Now, we perform some bit manipulation on the long integer i. First, we shift the bits of i to the right by one position. This is equivalent to dividing the value by 2. Then, we subtract this shifted value from the hexadecimal constant 0x5f3759df. This constant is a "magic number" that was carefully chosen to provide a good initial approximation for the inverse square root. Now why exactly this number? The actual reason is unknown but it was likely determined through extensive numerical analysis, benchmarking, and optimization by the ID Software team.

1    y  = * ( float * ) &i;

After the bit manipulation, we write the modified i value back to memory, but this time we interpret it as a floating-point number by casting the address of i to a float pointer ((float *)&i). This gives us the initial approximation of the inverse square root, stored in y.

1    y  = y * ( threehalfs - ( x2 * y * y ) ); // 1st iteration
2    // y  = y * ( threehalfs - ( x2 * y * y ) ); // 2nd iteration, this can be removed

Finally, we refine the approximation by performing one or two iterations of a polynomial approximation. The expression (threehalfs - (x2 * y * y)) is a carefully chosen polynomial that, when multiplied with the initial approximation y, gives a better approximation of the inverse square root.

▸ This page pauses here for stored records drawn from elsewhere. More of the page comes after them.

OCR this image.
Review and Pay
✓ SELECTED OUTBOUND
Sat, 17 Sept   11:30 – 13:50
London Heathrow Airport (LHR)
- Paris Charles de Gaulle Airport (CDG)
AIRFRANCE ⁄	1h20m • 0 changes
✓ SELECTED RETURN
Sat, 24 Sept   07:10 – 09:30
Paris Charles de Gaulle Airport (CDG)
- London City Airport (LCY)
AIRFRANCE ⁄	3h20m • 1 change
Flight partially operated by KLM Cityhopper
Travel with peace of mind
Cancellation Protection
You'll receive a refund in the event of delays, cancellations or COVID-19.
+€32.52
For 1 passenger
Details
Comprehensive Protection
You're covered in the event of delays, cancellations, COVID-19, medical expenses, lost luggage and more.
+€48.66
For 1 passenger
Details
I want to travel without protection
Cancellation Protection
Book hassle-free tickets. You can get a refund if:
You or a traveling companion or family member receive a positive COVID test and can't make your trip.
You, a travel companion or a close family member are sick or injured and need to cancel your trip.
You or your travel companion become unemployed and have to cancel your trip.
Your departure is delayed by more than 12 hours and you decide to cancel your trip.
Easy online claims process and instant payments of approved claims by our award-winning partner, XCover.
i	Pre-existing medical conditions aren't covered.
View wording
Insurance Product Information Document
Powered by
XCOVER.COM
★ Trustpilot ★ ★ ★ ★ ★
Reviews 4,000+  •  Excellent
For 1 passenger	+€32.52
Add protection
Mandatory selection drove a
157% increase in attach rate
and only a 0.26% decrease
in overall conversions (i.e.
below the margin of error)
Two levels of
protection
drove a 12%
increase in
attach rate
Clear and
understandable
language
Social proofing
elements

The commented-out line shows a second iteration of the same polynomial approximation, which would provide a more accurate result but at the cost of additional computations.

1    return y;
2}

After the approximation is computed, we simply return the final value of y, which is our fast inverse square root approximation.

It's important to note that this algorithm sacrifices some precision for the sake of speed. The approximation may not be as accurate as the result obtained from a more precise method like Newton's method, but in real-time graphics applications like Quake III Arena, the speed gain often outweighed the need for perfect precision.